I’m sitting here in a soon to be populated community center in downtown Copenhagen with no great inspiration striking me for something to write today, feeling the
And thinking this might be as good a time as any to start on the swansong. It’s felt like an important process of discovering what sort of writer I am, from the high energy of the first iteration over the frustrations and blockages of iteration two, regret and self-recriminations of being too stressed out to participate in iteration three, until this purgatory shift where I’m able to repent my sins, make good on my promises, and explore something vital for me: writing with almost no feedback, collaborating with people who are gone, and making some conclusions. The code book is finally becoming useful here, as I can usually find some link to another writer having had similar thoughts as I’m writing them out.

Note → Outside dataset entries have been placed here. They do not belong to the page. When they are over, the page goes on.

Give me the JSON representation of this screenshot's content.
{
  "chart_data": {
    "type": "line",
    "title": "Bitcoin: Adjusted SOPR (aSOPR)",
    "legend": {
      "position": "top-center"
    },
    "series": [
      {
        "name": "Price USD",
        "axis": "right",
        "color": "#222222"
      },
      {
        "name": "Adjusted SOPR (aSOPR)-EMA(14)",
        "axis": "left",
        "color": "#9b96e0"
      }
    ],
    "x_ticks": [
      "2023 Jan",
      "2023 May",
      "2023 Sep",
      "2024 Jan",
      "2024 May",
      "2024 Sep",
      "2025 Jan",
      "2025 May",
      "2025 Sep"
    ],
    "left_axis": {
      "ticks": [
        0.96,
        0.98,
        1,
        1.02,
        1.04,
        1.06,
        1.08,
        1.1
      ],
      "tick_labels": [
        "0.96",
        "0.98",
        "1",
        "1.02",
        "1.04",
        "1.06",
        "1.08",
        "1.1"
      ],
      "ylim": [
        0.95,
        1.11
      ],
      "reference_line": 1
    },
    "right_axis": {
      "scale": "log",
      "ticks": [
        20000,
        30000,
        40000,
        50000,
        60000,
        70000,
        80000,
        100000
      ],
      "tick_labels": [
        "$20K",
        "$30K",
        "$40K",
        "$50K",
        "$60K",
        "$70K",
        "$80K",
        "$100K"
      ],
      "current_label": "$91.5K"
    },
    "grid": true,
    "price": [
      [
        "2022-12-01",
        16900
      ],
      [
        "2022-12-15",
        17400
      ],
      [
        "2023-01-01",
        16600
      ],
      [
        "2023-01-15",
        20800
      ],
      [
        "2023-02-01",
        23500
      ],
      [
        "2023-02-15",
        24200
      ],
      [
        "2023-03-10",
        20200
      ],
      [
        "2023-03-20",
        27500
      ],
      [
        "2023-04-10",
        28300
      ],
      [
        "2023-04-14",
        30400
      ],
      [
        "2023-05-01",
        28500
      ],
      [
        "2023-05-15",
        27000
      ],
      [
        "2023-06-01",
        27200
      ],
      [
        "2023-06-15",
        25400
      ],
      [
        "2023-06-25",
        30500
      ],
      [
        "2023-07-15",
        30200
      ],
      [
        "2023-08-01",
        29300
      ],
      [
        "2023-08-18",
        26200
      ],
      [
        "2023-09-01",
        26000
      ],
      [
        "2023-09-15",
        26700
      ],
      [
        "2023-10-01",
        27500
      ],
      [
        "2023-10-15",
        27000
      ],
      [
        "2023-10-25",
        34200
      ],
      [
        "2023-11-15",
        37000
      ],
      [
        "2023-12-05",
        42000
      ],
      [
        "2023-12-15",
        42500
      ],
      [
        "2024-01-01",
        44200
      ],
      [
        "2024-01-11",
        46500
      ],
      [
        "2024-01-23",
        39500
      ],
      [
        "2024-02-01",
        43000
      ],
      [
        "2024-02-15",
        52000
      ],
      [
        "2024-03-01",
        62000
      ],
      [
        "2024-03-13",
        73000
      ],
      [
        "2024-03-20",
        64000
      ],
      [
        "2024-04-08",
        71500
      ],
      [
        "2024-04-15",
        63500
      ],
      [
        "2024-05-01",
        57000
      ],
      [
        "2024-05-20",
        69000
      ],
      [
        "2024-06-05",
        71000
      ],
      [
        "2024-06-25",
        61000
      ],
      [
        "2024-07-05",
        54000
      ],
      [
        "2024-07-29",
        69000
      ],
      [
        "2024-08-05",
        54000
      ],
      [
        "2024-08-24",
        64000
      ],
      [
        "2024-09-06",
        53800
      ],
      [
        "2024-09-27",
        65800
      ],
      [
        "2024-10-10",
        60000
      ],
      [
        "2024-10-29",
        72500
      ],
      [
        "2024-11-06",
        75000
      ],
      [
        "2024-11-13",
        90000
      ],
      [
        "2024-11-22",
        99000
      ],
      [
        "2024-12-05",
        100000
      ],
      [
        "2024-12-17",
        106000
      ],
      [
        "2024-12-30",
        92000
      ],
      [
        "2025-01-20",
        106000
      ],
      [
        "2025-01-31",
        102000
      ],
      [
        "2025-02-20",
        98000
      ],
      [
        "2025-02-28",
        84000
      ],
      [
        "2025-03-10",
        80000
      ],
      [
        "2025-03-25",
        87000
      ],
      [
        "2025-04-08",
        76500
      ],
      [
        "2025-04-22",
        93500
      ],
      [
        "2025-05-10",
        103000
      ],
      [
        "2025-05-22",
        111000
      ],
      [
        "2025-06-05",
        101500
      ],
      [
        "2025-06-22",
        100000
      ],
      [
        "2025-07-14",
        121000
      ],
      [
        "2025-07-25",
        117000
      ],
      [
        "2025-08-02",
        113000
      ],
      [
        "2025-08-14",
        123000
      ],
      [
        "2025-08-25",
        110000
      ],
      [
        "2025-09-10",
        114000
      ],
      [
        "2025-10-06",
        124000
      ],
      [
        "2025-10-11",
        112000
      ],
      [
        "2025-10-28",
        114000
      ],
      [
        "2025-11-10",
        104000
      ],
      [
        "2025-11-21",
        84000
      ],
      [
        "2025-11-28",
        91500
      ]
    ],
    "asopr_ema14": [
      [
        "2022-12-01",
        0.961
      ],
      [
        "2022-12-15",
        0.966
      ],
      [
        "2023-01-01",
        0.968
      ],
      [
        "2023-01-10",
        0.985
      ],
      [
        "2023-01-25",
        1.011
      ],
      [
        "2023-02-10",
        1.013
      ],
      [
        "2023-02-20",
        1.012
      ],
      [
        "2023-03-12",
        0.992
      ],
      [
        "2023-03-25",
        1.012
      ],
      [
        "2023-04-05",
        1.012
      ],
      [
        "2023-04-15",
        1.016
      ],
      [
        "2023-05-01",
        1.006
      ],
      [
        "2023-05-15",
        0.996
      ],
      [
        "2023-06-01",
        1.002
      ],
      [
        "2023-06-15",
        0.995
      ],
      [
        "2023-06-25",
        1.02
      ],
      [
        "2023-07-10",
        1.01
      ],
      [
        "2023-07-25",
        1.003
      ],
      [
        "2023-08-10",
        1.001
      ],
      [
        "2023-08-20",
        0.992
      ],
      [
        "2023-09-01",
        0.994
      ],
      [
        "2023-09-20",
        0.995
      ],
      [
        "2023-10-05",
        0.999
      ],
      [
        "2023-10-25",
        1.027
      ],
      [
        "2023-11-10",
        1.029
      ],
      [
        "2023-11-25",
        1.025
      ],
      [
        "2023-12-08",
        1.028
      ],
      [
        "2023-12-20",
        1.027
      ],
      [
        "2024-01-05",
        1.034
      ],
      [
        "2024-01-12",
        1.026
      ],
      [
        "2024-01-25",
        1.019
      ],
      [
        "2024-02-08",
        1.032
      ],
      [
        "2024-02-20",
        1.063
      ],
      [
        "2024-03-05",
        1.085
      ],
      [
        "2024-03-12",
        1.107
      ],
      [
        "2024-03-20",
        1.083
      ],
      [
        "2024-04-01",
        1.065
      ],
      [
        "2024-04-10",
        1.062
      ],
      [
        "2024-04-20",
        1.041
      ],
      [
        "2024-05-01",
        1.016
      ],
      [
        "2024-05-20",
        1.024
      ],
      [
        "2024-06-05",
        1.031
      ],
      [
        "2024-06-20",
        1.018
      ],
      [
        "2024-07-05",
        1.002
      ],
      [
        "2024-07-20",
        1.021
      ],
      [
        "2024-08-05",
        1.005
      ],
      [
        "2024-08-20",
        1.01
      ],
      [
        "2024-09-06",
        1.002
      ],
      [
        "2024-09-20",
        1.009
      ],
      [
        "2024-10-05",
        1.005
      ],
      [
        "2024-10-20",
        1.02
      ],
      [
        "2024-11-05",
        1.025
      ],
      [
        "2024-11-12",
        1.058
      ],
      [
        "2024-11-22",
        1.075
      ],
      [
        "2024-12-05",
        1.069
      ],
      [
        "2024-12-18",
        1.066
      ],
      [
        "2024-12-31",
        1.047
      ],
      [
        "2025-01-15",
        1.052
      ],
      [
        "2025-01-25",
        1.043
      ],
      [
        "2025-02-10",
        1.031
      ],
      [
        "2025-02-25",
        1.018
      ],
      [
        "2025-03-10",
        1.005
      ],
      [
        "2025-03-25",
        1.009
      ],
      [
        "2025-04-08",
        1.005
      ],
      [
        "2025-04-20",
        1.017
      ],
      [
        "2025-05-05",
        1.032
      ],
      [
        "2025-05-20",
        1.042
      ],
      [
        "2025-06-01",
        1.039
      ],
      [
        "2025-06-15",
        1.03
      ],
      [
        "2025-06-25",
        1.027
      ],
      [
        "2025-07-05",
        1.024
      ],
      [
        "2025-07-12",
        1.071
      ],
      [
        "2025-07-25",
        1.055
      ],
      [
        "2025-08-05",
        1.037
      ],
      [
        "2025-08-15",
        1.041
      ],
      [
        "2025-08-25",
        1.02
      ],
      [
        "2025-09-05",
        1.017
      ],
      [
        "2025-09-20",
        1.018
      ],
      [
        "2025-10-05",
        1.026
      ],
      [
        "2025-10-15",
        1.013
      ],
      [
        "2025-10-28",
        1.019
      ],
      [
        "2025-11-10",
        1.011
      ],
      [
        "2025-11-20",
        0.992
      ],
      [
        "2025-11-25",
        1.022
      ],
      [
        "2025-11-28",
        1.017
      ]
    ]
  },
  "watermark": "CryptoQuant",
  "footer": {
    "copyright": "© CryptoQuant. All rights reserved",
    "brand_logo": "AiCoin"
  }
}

Especially the little feedback part is teaching me something about my ego: I’ve somehow entrained myself to write in service of receiving love, because I’ve only ever gotten positive feedback for it, whether it’s likes, you’re-so-brave style compliments or other stuff. It’s a particular style of mild Narcissism, and I’m very keen to understand it better, break the pattern, start writing for the passion of it. Being on Babel has made it possible for me to make some headway in that exploration, and I’m very grateful for that. Although I still don’t feel like I fully understand Narcissus. More work ahead on that point.
I’ve learned that I’m pretty good at exposition, especially when it comes to wild flights of fancy.
I’ve learned that I don’t have the first clue on how to write dialogue.
And I’ve learned that my highly specialized diet of SF makes me weirdly deficient in a lot of ways. I see everyone else’s writings and am often in awe of your ability to do things I haven’t the faintest idea how to pull off.